Avec l’alignement dans le temps des deux crises en Ukraine et au Moyen-Orient, l’Europe se trouve partagée en raison des choix individuels de ses composantes sociales et socio-économiques, et des choix individuels des pays membres, pour des raisons essentiellement éthiques. L'Europe est confrontée à deux chocs géopolitiques majeurs : La guerre Russe en Ukraine, depuis 2022, et l'escalade du conflit israélo-palestinien et ses répercussions plus larges au Moyen-Orient, depuis fin 2023.

Chacune de ces crises exige des ressources diplomatiques, militaires, humanitaires et financières unifiées, mais la marge de manœuvre est limitée par les priorités nationales divergentes.

L'Europe de l'Est, essentiellement la Pologne et les États de la Baltique, sont focalisés sur la dissuasion de la Russie, alors que l'Europe du Sud, essentiellement l’Italie, l’Espagne et la Grèce, se sentent plus concernées par la stabilité en Méditerranée, et donc plus largement au Moyen-Orient. Ces pays sont plus sérieusement touchés par les migrations de populations autour du bassin méditerranéen.

Plus au Nord, la France et l’Allemagne sont sur une corde raide tentant de trouver un équilibre entre les deux. Mais là encore, les divergences sont profondes en raison des désaccords internes communs aux deux pays.

La guerre en Ukraine

Il faut cependant noter qu’il existe une position commune sur la guerre en Ukraine s’agissant des sanctions, de l’aide militaire et la coordination au sein de l’OTAN. On note l’attitude hésitante de l’Allemagne, de la Hongrie et de la Slovaquie au sujet de l’aide militaire, bien que l’escalade avec la Russie persiste en fond de toile avec la perspective financière très sombre du devoir de reconstruction de l’Ukraine après-guerre et la gestion des flux migratoires des Ukrainiens a travers l’Europe.
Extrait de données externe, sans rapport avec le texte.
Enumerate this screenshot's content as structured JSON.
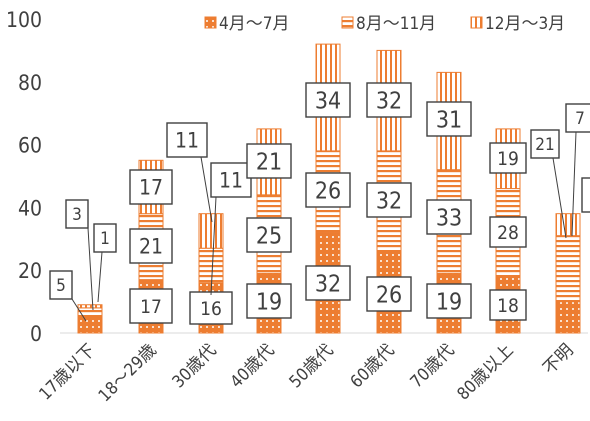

La guerre en Ukraine a déplacé plus de 6 millions de personnes. Ces problèmes alimentent les gains électoraux d’extrême droite (par exemple, l’AfD en Allemagne, Le Pen en France, Meloni en Italie, mais aussi des conflits internes à l’UE concernant les quotas d’asile et le partage des charges, ainsi que les politiques frontalières plus strictes et le discours anti-immigration, questions qui affaiblissent encore davantage l’unité.

Le Moyen-Orient

Concernant le Moyen-Orient, L’Europe peine à articuler une position commune cohérente, et les divisions sont plus marquées. La France préconise un cessez-le-feu à Gaza et est ouverte à la reconnaissance de l’État palestinien., alors que l’Allemagne se montre plus prudente en raison de sa responsabilité historique envers Israël. Les pays de l’Est européen, s’alignent sue le concept de sécurité d’Israël, et ceux du Sud sont essentiellement concernes par les flux migratoires, bien que l’Espagne se soit prononcée en faveur d’un État Palestinien.
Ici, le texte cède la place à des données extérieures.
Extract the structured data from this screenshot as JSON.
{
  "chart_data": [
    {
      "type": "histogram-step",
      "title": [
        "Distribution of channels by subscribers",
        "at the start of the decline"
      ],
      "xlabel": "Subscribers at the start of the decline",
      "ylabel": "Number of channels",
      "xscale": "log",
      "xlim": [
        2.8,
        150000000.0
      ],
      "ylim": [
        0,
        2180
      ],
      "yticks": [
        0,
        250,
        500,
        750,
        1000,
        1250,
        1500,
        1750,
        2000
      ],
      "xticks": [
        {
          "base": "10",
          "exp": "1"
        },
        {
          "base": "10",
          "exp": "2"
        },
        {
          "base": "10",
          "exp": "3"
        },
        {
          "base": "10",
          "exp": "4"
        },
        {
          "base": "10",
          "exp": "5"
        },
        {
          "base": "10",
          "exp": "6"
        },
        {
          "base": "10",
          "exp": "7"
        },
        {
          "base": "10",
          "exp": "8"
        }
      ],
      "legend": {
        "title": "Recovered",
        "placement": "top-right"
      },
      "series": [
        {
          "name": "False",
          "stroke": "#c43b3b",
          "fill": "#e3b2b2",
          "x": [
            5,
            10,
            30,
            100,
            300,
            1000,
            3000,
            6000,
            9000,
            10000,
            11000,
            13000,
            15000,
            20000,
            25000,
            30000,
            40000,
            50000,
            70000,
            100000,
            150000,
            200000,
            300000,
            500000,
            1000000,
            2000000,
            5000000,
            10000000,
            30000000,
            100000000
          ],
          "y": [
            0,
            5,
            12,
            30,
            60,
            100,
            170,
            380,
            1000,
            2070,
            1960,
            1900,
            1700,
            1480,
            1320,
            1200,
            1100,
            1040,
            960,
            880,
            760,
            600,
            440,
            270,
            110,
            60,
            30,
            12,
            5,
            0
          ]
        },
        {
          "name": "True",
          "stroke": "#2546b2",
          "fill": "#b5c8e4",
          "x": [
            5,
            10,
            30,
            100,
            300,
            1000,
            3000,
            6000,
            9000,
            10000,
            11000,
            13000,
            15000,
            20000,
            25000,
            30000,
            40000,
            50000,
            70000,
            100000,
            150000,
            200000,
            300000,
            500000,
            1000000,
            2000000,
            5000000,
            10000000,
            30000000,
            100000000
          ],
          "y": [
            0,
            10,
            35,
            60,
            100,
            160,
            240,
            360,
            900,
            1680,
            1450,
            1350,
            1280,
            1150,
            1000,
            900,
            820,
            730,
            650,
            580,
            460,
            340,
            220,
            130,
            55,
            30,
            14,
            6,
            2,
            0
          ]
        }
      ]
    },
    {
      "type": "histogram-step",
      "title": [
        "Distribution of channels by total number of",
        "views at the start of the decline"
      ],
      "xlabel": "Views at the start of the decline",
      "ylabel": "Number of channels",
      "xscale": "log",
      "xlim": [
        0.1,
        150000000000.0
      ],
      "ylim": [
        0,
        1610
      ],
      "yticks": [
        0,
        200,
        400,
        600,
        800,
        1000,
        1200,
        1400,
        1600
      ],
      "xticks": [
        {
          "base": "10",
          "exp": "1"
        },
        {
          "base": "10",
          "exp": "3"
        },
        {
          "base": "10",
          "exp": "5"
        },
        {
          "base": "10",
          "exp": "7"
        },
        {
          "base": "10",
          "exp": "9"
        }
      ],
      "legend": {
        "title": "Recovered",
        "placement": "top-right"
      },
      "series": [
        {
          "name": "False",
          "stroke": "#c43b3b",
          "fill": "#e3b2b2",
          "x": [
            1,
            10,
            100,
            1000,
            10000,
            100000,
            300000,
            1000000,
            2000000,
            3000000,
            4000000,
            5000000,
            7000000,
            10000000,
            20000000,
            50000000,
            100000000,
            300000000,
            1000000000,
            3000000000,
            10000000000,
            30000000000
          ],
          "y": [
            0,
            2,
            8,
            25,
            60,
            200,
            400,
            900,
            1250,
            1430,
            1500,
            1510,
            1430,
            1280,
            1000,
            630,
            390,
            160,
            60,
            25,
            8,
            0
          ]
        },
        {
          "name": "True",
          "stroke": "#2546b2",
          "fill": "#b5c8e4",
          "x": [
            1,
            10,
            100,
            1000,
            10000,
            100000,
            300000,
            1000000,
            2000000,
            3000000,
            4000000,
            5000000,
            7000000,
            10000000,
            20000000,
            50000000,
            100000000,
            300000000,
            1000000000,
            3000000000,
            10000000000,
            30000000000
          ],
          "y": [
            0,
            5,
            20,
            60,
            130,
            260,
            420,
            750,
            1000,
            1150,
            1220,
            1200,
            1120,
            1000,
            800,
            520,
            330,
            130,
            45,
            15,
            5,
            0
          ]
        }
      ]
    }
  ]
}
L'unité de l'Europe est donc mise à rude épreuve alors qu'elle tente de gérer simultanément ces deux crises déstabilisatrices.

Les répercussions

En attendant d’éventuelles solutions, la guerre en Ukraine a interrompu l’approvisionnement en gaz russe, forçant l’Europe à se tourner vers les marchés énergétiques du Moyen-Orient et de l’Afrique du Nord. Mais la aussi avec les frappes iraniennes en Israël, ont déstabilisé les approvisionnements en gaz. La hausse des prix mondiaux des matières premières et de l’énergie, due aux deux conflits, a eu des répercussions différentes sur les économies européennes, creusant les divisions économiques Nord-Sud au sein de l’UE.
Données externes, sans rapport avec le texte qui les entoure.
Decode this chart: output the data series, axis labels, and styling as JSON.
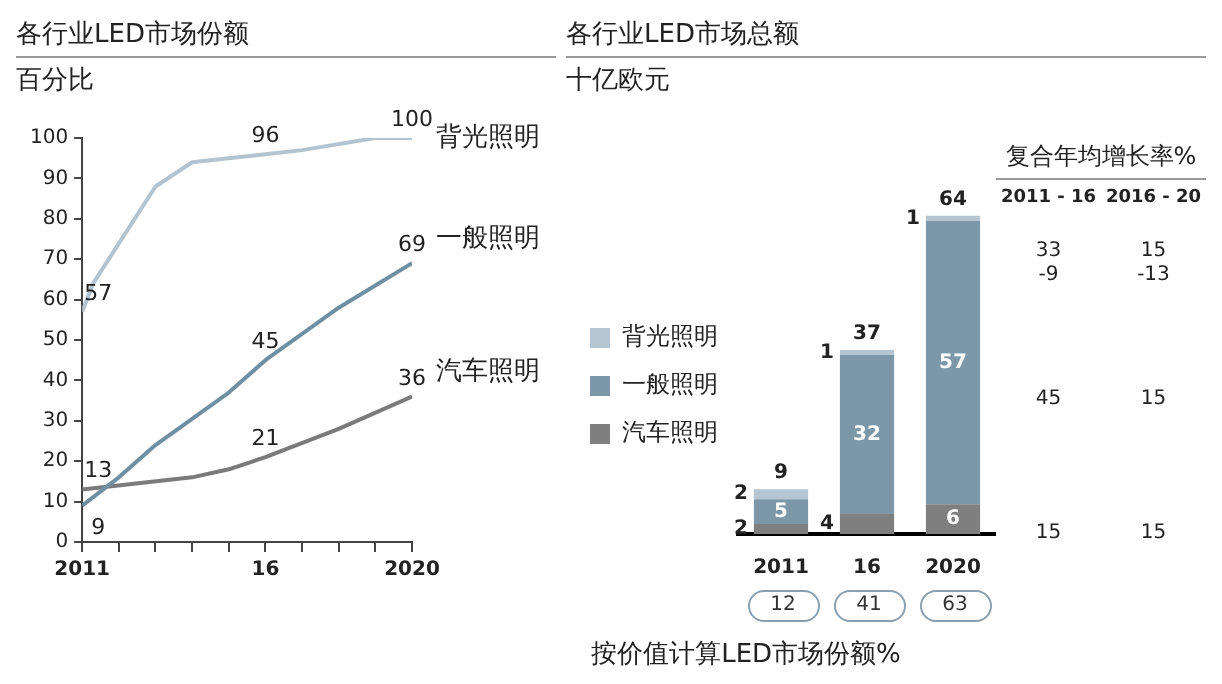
{
  "chart_data": [
    {
      "type": "line",
      "title": "各行业LED市场份额",
      "subtitle": "百分比",
      "xlim": [
        2011,
        2020
      ],
      "xticks": [
        {
          "value": 2011,
          "label": "2011"
        },
        {
          "value": 2012,
          "label": null
        },
        {
          "value": 2013,
          "label": null
        },
        {
          "value": 2014,
          "label": null
        },
        {
          "value": 2015,
          "label": null
        },
        {
          "value": 2016,
          "label": "16"
        },
        {
          "value": 2017,
          "label": null
        },
        {
          "value": 2018,
          "label": null
        },
        {
          "value": 2019,
          "label": null
        },
        {
          "value": 2020,
          "label": "2020"
        }
      ],
      "ylim": [
        0,
        100
      ],
      "yticks": [
        0,
        10,
        20,
        30,
        40,
        50,
        60,
        70,
        80,
        90,
        100
      ],
      "grid": false,
      "legend": false,
      "marker": "none",
      "series": [
        {
          "name": "背光照明",
          "color": "#b3c3cf",
          "x": [
            2011,
            2011.3,
            2013,
            2014,
            2016,
            2017,
            2019,
            2020
          ],
          "values": [
            57,
            64,
            88,
            94,
            96,
            97,
            100,
            100
          ],
          "value_labels": [
            "57",
            null,
            null,
            null,
            "96",
            null,
            null,
            "100"
          ]
        },
        {
          "name": "一般照明",
          "color": "#6f8fa3",
          "x": [
            2011,
            2012,
            2013,
            2015,
            2016,
            2018,
            2020
          ],
          "values": [
            9,
            16,
            24,
            37,
            45,
            58,
            69
          ],
          "value_labels": [
            "9",
            null,
            null,
            null,
            "45",
            null,
            "69"
          ]
        },
        {
          "name": "汽车照明",
          "color": "#7a7a7a",
          "x": [
            2011,
            2014,
            2015,
            2016,
            2018,
            2020
          ],
          "values": [
            13,
            16,
            18,
            21,
            28,
            36
          ],
          "value_labels": [
            "13",
            null,
            null,
            "21",
            null,
            "36"
          ]
        }
      ]
    },
    {
      "type": "bar",
      "title": "各行业LED市场总额",
      "subtitle": "十亿欧元",
      "xlabel": "按价值计算LED市场份额%",
      "categories": [
        "2011",
        "16",
        "2020"
      ],
      "stacked": true,
      "data_labels": true,
      "legend": "left",
      "totals": [
        "9",
        "37",
        "64"
      ],
      "annotations": [
        "12",
        "41",
        "63"
      ],
      "series": [
        {
          "name": "汽车照明",
          "color": "#7f7f7f",
          "values": [
            2,
            4,
            6
          ]
        },
        {
          "name": "一般照明",
          "color": "#7b97a8",
          "values": [
            5,
            32,
            57
          ]
        },
        {
          "name": "背光照明",
          "color": "#b5c5d1",
          "values": [
            2,
            1,
            1
          ]
        }
      ]
    },
    {
      "type": "other",
      "title": "复合年均增长率%",
      "annotations": [
        "2011 - 16",
        "2016 - 20",
        "33",
        "15",
        "-9",
        "-13",
        "45",
        "15",
        "15",
        "15"
      ]
    }
  ]
}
Au niveau des politiques étrangères, le fossé se creuse encore davantage en raison du désintérêt des Etats-Unis qui accordent de plus en plus la priorité à la région indopacifique et se montrent incohérents dans leur engagement au Moyen-Orient. De ce fait, l’Europe est divisée sur la question de savoir dans quelle mesure elle doit suivre les positions de Washington, notamment sur Israël et la Palestine. Au niveau de l’OTAN, le consensus s’effrite alors que certains membres souhaitent se concentrer sur la stabilisation du Moyen-Orient tandis que d’autres insistent sur le fait que l’Ukraine reste la principale menace.

L’Europe hésitante alloue toujours une aide militaire élevée à l'Ukraine mais en déclin, tandis que l’Europe perd en crédibilité au Moyen-Orient ou l’aide humanitaire reste imprécise.

En définitive, on peut conclure que l’Europe n’a d’autre choix que de resserrer ses rangs face à ces deux conflits géostratégiques qui menacent sa stabilité.